Digital signage creates targeted and persuasive messages addressing what consumers are looking for in retail environments to influence purchase decisions. High-efficiency design also allows the screens to overcome the mall’s bright interior lighting conditions without pushing electrical components to their limits—saving energy, increasing reliability, and extending use.

In the future, these signs will display mall and store information, as well as communication about events, exhibitions, and dining. (The displays are currently playing a 12-minute video loop featuring fashion images.) Today, when shopping malls provide a lot more experience than just shopping, large displays with compelling visuals become essential for customers’ involvement.

Tsawwassen Mills is committed to corporate social responsibility and environmental sustainability. The project is pre-certified under the Leadership in Energy and Environmental Design for Core and Shell (LEED CS) program. The shopping mall aims to use less energy, emit fewer greenhouse gases (GHGs), preserve more natural resources, and reduce more waste than traditional projects. It also includes electric vehicle charging stations and employs building materials containing recycled components.

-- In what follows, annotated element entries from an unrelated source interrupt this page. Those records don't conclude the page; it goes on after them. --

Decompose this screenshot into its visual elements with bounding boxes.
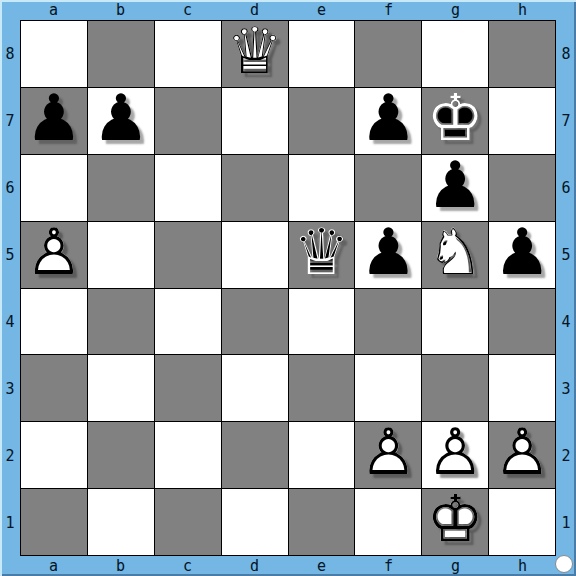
black-pawn: ♟ (355, 88, 421, 154)
rank-label-2: 2 (0, 422, 20, 489)
square-c8[interactable] (155, 21, 221, 87)
square-b7[interactable]: ♟ (88, 88, 154, 154)
file-label-f: f (355, 556, 422, 576)
rank-label-1: 1 (0, 489, 20, 556)
black-pawn: ♟ (88, 88, 154, 154)
square-g8[interactable] (422, 21, 488, 87)
square-e8[interactable] (289, 21, 355, 87)
black-queen: ♛♕ (289, 222, 355, 288)
square-g3[interactable] (422, 355, 488, 421)
file-label-e: e (288, 556, 355, 576)
square-f4[interactable] (355, 289, 421, 355)
square-g7[interactable]: ♚♔ (422, 88, 488, 154)
black-king: ♚♔ (422, 88, 488, 154)
square-h1[interactable] (489, 489, 555, 555)
file-label-a: a (20, 0, 87, 20)
square-d4[interactable] (222, 289, 288, 355)
square-f1[interactable] (355, 489, 421, 555)
square-a4[interactable] (21, 289, 87, 355)
rank-label-5: 5 (0, 221, 20, 288)
white-pawn: ♟♙ (355, 422, 421, 488)
rank-labels-right: 87654321 (556, 20, 576, 556)
square-e3[interactable] (289, 355, 355, 421)
rank-label-2: 2 (556, 422, 576, 489)
square-d5[interactable] (222, 222, 288, 288)
square-f8[interactable] (355, 21, 421, 87)
rank-label-7: 7 (556, 87, 576, 154)
white-pawn: ♟♙ (422, 422, 488, 488)
square-g2[interactable]: ♟♙ (422, 422, 488, 488)
square-e5[interactable]: ♛♕ (289, 222, 355, 288)
square-d2[interactable] (222, 422, 288, 488)
file-label-g: g (422, 0, 489, 20)
square-c5[interactable] (155, 222, 221, 288)
square-d6[interactable] (222, 155, 288, 221)
white-pawn: ♟♙ (21, 222, 87, 288)
square-h7[interactable] (489, 88, 555, 154)
square-g6[interactable]: ♟ (422, 155, 488, 221)
rank-label-6: 6 (556, 154, 576, 221)
square-e2[interactable] (289, 422, 355, 488)
rank-label-7: 7 (0, 87, 20, 154)
square-g4[interactable] (422, 289, 488, 355)
square-d1[interactable] (222, 489, 288, 555)
rank-label-5: 5 (556, 221, 576, 288)
square-h6[interactable] (489, 155, 555, 221)
square-a6[interactable] (21, 155, 87, 221)
square-c6[interactable] (155, 155, 221, 221)
file-label-b: b (87, 0, 154, 20)
square-f3[interactable] (355, 355, 421, 421)
square-g1[interactable]: ♚♔ (422, 489, 488, 555)
square-h4[interactable] (489, 289, 555, 355)
black-pawn: ♟ (21, 88, 87, 154)
turn-indicator-white-icon (555, 555, 573, 573)
board: ♛♕♟♟♟♚♔♟♟♙♛♕♟♞♘♟♟♙♟♙♟♙♚♔ (20, 20, 556, 556)
square-f7[interactable]: ♟ (355, 88, 421, 154)
white-king: ♚♔ (422, 489, 488, 555)
file-label-a: a (20, 556, 87, 576)
square-h5[interactable]: ♟ (489, 222, 555, 288)
rank-label-1: 1 (556, 489, 576, 556)
rank-label-6: 6 (0, 154, 20, 221)
white-pawn: ♟♙ (489, 422, 555, 488)
square-a8[interactable] (21, 21, 87, 87)
white-knight: ♞♘ (422, 222, 488, 288)
square-e6[interactable] (289, 155, 355, 221)
square-c1[interactable] (155, 489, 221, 555)
file-label-b: b (87, 556, 154, 576)
square-c2[interactable] (155, 422, 221, 488)
square-b6[interactable] (88, 155, 154, 221)
square-h2[interactable]: ♟♙ (489, 422, 555, 488)
square-e4[interactable] (289, 289, 355, 355)
rank-label-3: 3 (556, 355, 576, 422)
square-d7[interactable] (222, 88, 288, 154)
file-labels-bottom: abcdefgh (20, 556, 556, 576)
black-pawn: ♟ (422, 155, 488, 221)
file-label-g: g (422, 556, 489, 576)
square-f2[interactable]: ♟♙ (355, 422, 421, 488)
file-label-c: c (154, 0, 221, 20)
rank-label-4: 4 (0, 288, 20, 355)
square-f5[interactable]: ♟ (355, 222, 421, 288)
file-label-d: d (221, 0, 288, 20)
square-d3[interactable] (222, 355, 288, 421)
square-a7[interactable]: ♟ (21, 88, 87, 154)
board-frame: abcdefgh abcdefgh 87654321 87654321 ♛♕♟♟… (0, 0, 576, 576)
rank-label-8: 8 (0, 20, 20, 87)
square-b8[interactable] (88, 21, 154, 87)
black-pawn: ♟ (489, 222, 555, 288)
file-label-c: c (154, 556, 221, 576)
square-a2[interactable] (21, 422, 87, 488)
rank-labels-left: 87654321 (0, 20, 20, 556)
square-b2[interactable] (88, 422, 154, 488)
square-h8[interactable] (489, 21, 555, 87)
white-queen: ♛♕ (222, 21, 288, 87)
file-label-e: e (288, 0, 355, 20)
square-c7[interactable] (155, 88, 221, 154)
square-c3[interactable] (155, 355, 221, 421)
file-labels-top: abcdefgh (20, 0, 556, 20)
square-c4[interactable] (155, 289, 221, 355)
square-b4[interactable] (88, 289, 154, 355)
rank-label-3: 3 (0, 355, 20, 422)
square-a3[interactable] (21, 355, 87, 421)
square-b1[interactable] (88, 489, 154, 555)
square-h3[interactable] (489, 355, 555, 421)
file-label-f: f (355, 0, 422, 20)
square-a5[interactable]: ♟♙ (21, 222, 87, 288)
square-d8[interactable]: ♛♕ (222, 21, 288, 87)
black-pawn: ♟ (355, 222, 421, 288)
square-e1[interactable] (289, 489, 355, 555)
square-g5[interactable]: ♞♘ (422, 222, 488, 288)
square-a1[interactable] (21, 489, 87, 555)
rank-label-8: 8 (556, 20, 576, 87)
square-b3[interactable] (88, 355, 154, 421)
file-label-d: d (221, 556, 288, 576)
rank-label-4: 4 (556, 288, 576, 355)
square-e7[interactable] (289, 88, 355, 154)
file-label-h: h (489, 0, 556, 20)
square-b5[interactable] (88, 222, 154, 288)
file-label-h: h (489, 556, 556, 576)
square-f6[interactable] (355, 155, 421, 221)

Outside air is provided from air-handlers serving the main corridors and food court area of the building. Energy-efficient packaged rooftop units offer air-conditioning to all retail spaces, and energy recovery units are used for the public washrooms’ exhaust systems. The energy consumption on all systems is measured using submeters and monitored with a building automated system (BAS).

Due to the high-efficiency systems, this project is eligible for the Fortis BC Incentive Program. All washrooms are equipped with low-flow plumbing fixtures with electronic flushometers, complete with a hydropower self-generating system. Control-flow roof drains collect stormwater, and five grease interceptors are installed in the sanitary system for food court and restaurant areas. High-efficiency domestic water heaters are employed for showers, service mop sinks, and lavatories.

“The opening of Tsawwassen Mills represents the end of one journey and the beginning of a new one for the Tsawwassen people,” says Williams. “We are now welcoming everyone onto Tsawwassen Lands, to come to this great location and discover what Ivanhoé Cambridge has built together with our community. As you visit this terrific project, you will see that we have built community, built culture, and built our Nation’s pride through this partnership. This is reconciliation in action, and we invite everyone to come and witness.”